March 17, 2016
I read in one of my baby books that at around 18 months old, babies go through a cognitive growth spurt as language skills start to come on line. Today is Cozy’s 19-month birthday and the last month has been fascinating. Andrea and I are living with someone who, seemingly a few weeks ago, was just a fetus the size of a kumquat and is now pretty much a fully functioning alien, ready to pick out an outfit or climb the stares to go dive into the beanbag chair.
It’s incredible to watch this little creature learn how to make sense of the world. Our Cozette has a very real personality now, full of humor and bravery. Freud argues that the personality forms when the pleasure-seeking id is balanced by the external demands of society, which he called the superego. It’s the balance of “I” with “they.” “I want an Elmo cookie but they won’t give me one.” I know there’s a lot of this ahead when the potty training becomes more of a focus, but you can see the wheels in Cozy’s head turning. “What can I get away with?”
One of her favorite words of the moment is cracker. Ritz Crackers are her crack. She’ll point to the kitchen (where the goodies are) and say, “Cracker?” And I’ll say no because she’s already eaten half a box. So she’ll cry loudly like she’s on fire and then, with a sly smile and her head cocked to the side, say, “Cracker?” It gets me every time. She already knows how to manipulate her dad.
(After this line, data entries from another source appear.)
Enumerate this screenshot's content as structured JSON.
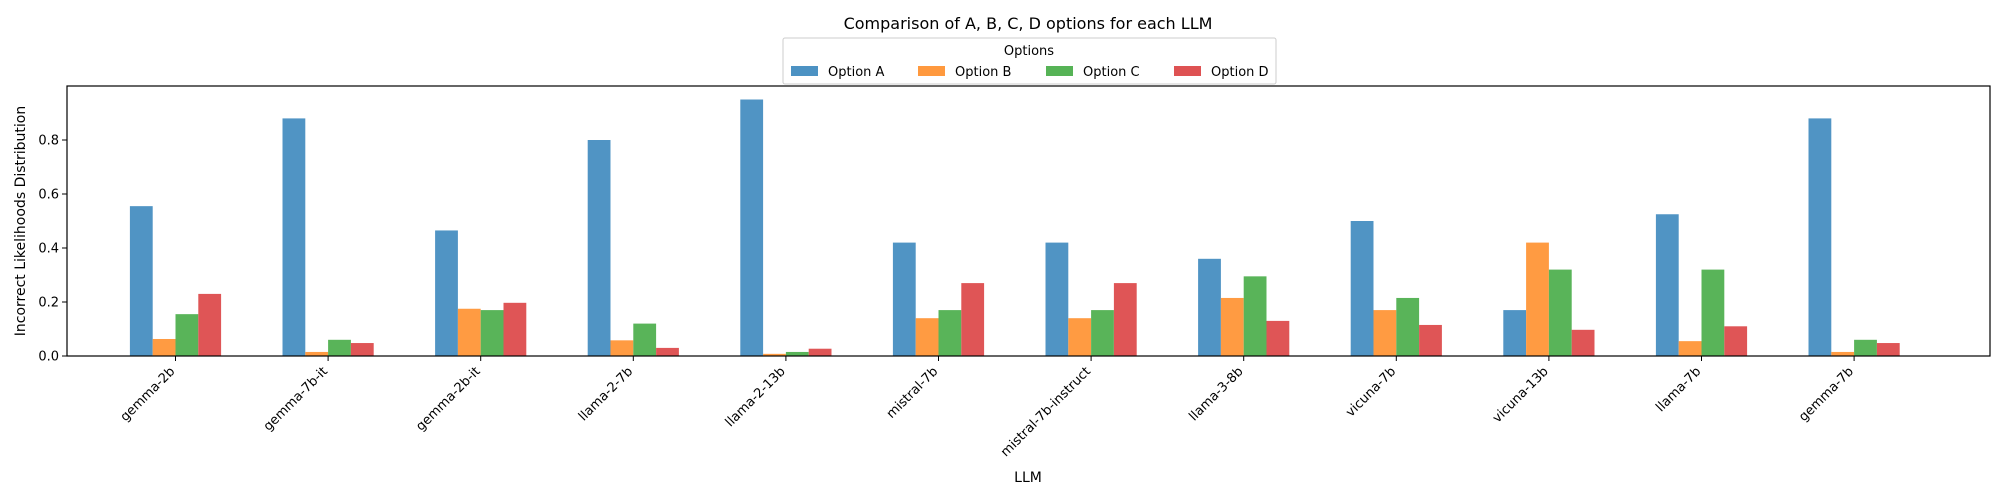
{
  "chart_data": {
    "type": "bar",
    "title": "Comparison of A, B, C, D options for each LLM",
    "xlabel": "LLM",
    "ylabel": "Incorrect Likelihoods Distribution",
    "ylim": [
      0,
      1.0
    ],
    "yticks": [
      "0.0",
      "0.2",
      "0.4",
      "0.6",
      "0.8"
    ],
    "grid": false,
    "legend_title": "Options",
    "legend_position": "top-center",
    "categories": [
      "gemma-2b",
      "gemma-7b-it",
      "gemma-2b-it",
      "llama-2-7b",
      "llama-2-13b",
      "mistral-7b",
      "mistral-7b-instruct",
      "llama-3-8b",
      "vicuna-7b",
      "vicuna-13b",
      "llama-7b",
      "gemma-7b"
    ],
    "series": [
      {
        "name": "Option A",
        "color": "#4c92c3",
        "values": [
          0.555,
          0.88,
          0.465,
          0.8,
          0.95,
          0.42,
          0.42,
          0.36,
          0.5,
          0.17,
          0.525,
          0.88
        ]
      },
      {
        "name": "Option B",
        "color": "#ff993e",
        "values": [
          0.063,
          0.015,
          0.175,
          0.058,
          0.008,
          0.14,
          0.14,
          0.215,
          0.17,
          0.42,
          0.055,
          0.015
        ]
      },
      {
        "name": "Option C",
        "color": "#56b356",
        "values": [
          0.155,
          0.06,
          0.17,
          0.12,
          0.015,
          0.17,
          0.17,
          0.295,
          0.215,
          0.32,
          0.32,
          0.06
        ]
      },
      {
        "name": "Option D",
        "color": "#de5253",
        "values": [
          0.23,
          0.048,
          0.197,
          0.03,
          0.027,
          0.27,
          0.27,
          0.13,
          0.115,
          0.097,
          0.11,
          0.048
        ]
      }
    ]
  }
}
The language boom is intense. She’s only got about a dozen words in her vocabulary but, “Uh oh!” has now been joined with, “Oh no!” and she knows when to use each. Cozy understands plenty of words, like “Spit it out” and “That’s mommy’s.” The second one comes in handy on a daily basis because she is a bit obsessed with Andrea’s make up and has already ruined a few Mac lipsticks. I don’t know if that’s gendered behavior or she just wants to run off with the circus, but it’s pretty funny. Until mom finds out, that is.
Being a stay-at-home dad gives me lots-of-time to help her cranium along. She’s still clueless about colors but on body parts she’s a valedictorian. Ask her to show you her ears or her toes and she’ll do it with a smile. If she shows you her bellybutton, there will be an expectation of tickling and a “Whatchu talkin’ bout, Willis?” look if you don’t.
Today was a rare sunny day in Portland so we took a walk in the neighborhood. (Strollers are for babies.) We met flowers and cats and a guy remolding a hundred-year-old house. She stopped at the first sight of her shadow. Then she raised her hands and realized that this odd phantom was connected to her. Hopping and giggling and dancing, Cozy and her shadow. What must have been going through her mind at that moment. I can’t wait until she has enough words to tell me.
It’s an odd thing how we start out life these completely dependent, relatively inert beings, slightly above sea anemones, and day by day we begin to see ourselves; in a mirror, in a shadow, in our parents eyes, in society’s expectations. I don’t know how any parent can’t be glued to that process. Maybe it’s a “first child” thing. It’s like the first time you have sushi and you wonder why everybody doesn’t know about this amazing thing. All I know is that Cozy’s evolution is the best binge-watching I can imagine.